Lillias White Finds Her Goddess for 'Hadestown’
The Tony Award-winning actress will step into the role of the musical's narrator, now known as Missus Hermes.
"I can't do anything today!" Lillias White said as she emerged, somewhat flustered, from the elevator outside the Tricorne costume shop on the sixth floor of a Midtown Manhattan office building on a recent Tuesday morning. Her face was hidden behind white sunglasses and a navy and green star-patterned mask.
"All you have to do is stand, Michael Krass, the costume designer for the Broadway musical "Hadestown," reassured her. White, 71, was here for her second costume fitting as the next narrator of "Hadestown," a role she will perform eight times per week beginning on Tuesday.

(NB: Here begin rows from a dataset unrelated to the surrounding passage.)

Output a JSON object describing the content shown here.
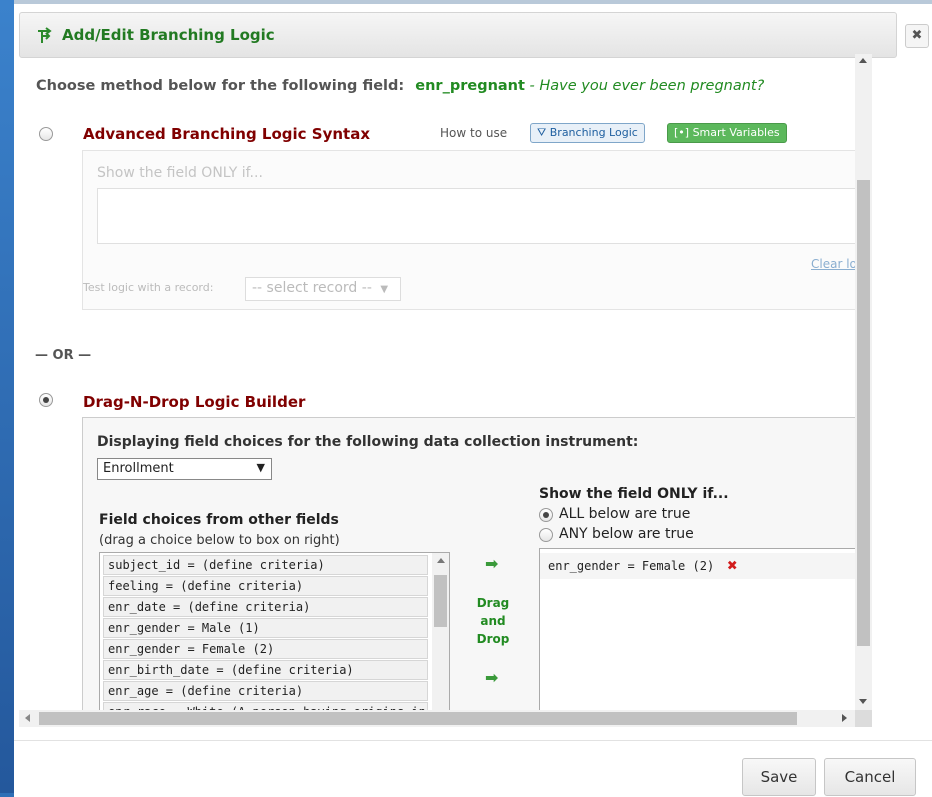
{
  "dialog": {
    "title": "Add/Edit Branching Logic",
    "close_label": "✖"
  },
  "intro": {
    "text": "Choose method below for the following field:",
    "field_name": "enr_pregnant",
    "separator": " - ",
    "field_label": "Have you ever been pregnant?"
  },
  "advanced": {
    "title": "Advanced Branching Logic Syntax",
    "how_to_use": "How to use",
    "branching_logic_button": "Branching Logic",
    "smart_variables_button": "[•] Smart Variables",
    "placeholder_hint": "Show the field ONLY if...",
    "clear_link": "Clear lo",
    "test_label": "Test logic with a record:",
    "select_record": "-- select record --"
  },
  "or_label": "— OR —",
  "dragndrop": {
    "title": "Drag-N-Drop Logic Builder",
    "displaying_text": "Displaying field choices for the following data collection instrument:",
    "instrument_selected": "Enrollment",
    "field_choices_heading": "Field choices from other fields",
    "field_choices_sub": "(drag a choice below to box on right)",
    "field_choices": [
      "subject_id = (define criteria)",
      "feeling = (define criteria)",
      "enr_date = (define criteria)",
      "enr_gender = Male (1)",
      "enr_gender = Female (2)",
      "enr_birth_date = (define criteria)",
      "enr_age = (define criteria)",
      "enr_race = White (A person having origins in"
    ],
    "drag_label": [
      "Drag",
      "and",
      "Drop"
    ],
    "show_heading": "Show the field ONLY if...",
    "all_true": "ALL below are true",
    "any_true": "ANY below are true",
    "logic_mode": "ALL",
    "conditions": [
      "enr_gender = Female (2)"
    ]
  },
  "footer": {
    "save": "Save",
    "cancel": "Cancel"
  }
}
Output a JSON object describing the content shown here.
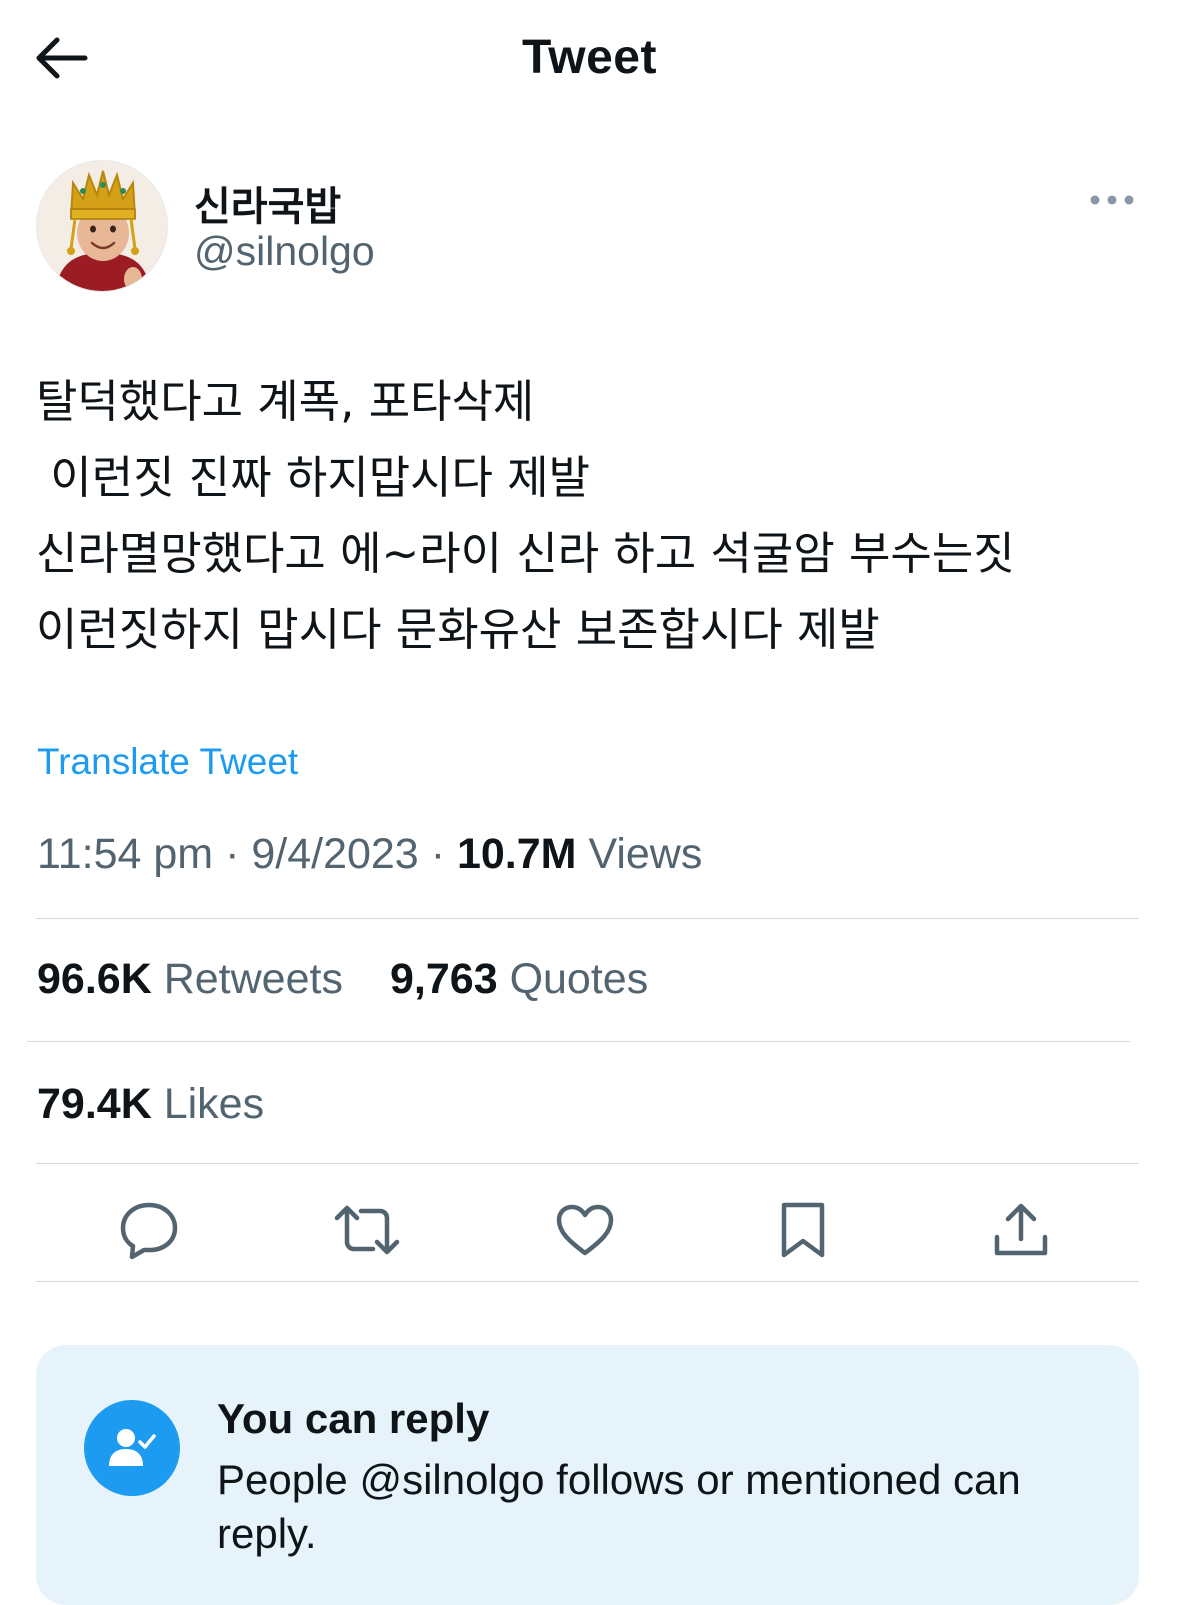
{
  "header": {
    "title": "Tweet",
    "back_icon": "arrow-left-icon"
  },
  "author": {
    "display_name": "신라국밥",
    "handle": "@silnolgo",
    "more_icon": "more-horizontal-icon"
  },
  "tweet": {
    "lines": [
      "탈덕했다고 계폭, 포타삭제",
      " 이런짓 진짜 하지맙시다 제발",
      "신라멸망했다고 에~라이 신라 하고 석굴암 부수는짓",
      "이런짓하지 맙시다 문화유산 보존합시다 제발"
    ],
    "translate_label": "Translate Tweet"
  },
  "meta": {
    "time": "11:54 pm",
    "date": "9/4/2023",
    "views_count": "10.7M",
    "views_label": "Views",
    "separator": "·"
  },
  "stats": {
    "retweets_count": "96.6K",
    "retweets_label": "Retweets",
    "quotes_count": "9,763",
    "quotes_label": "Quotes",
    "likes_count": "79.4K",
    "likes_label": "Likes"
  },
  "actions": [
    {
      "name": "reply",
      "icon": "comment-icon"
    },
    {
      "name": "retweet",
      "icon": "retweet-icon"
    },
    {
      "name": "like",
      "icon": "heart-icon"
    },
    {
      "name": "bookmark",
      "icon": "bookmark-icon"
    },
    {
      "name": "share",
      "icon": "share-icon"
    }
  ],
  "reply_card": {
    "title": "You can reply",
    "description": "People @silnolgo follows or mentioned can reply.",
    "icon": "person-check-icon"
  },
  "colors": {
    "accent": "#1d9bf0",
    "secondary_text": "#536471",
    "primary_text": "#0f1419",
    "reply_card_bg": "#e7f3fb"
  }
}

A veteran stage actress who won a Tony Award in 1997 for playing a middle-aged prostitute in the Cy Coleman musical "The Life," she will become the first woman to play the Hermes character, now called Missus Hermes.
"I'm looking forward to doing what I do vocally," she said. "And I'll probably get some notes about reining it in, but" — she grinned — "I want to give the people what they came for."
Krass and Katherine Marshall, the owner of Tricorne, ushered her down the hallway, past racks of costumes for the Broadway musical "Wicked" and the HBO series "The Gilded Age," to a fitting room lined with a semicircle of mirrors.
The first order of business was the shoes: White, who is onstage nearly the entire two-and-a-half-hour show, had put in a specific request for her boot heels. They should be no higher than two inches, so her feet wouldn't hurt.
"I got a pedicure last night," she told Krass, flashing hot pink toenails peeking out from sparkly white wedge sandals, as Pam Brick, a draper, and Siena Zoe Allen, the show's associate costume designer, arrived to assist. Then it was time for the big reveal: The suit. Krass stepped out into the hall so she could change.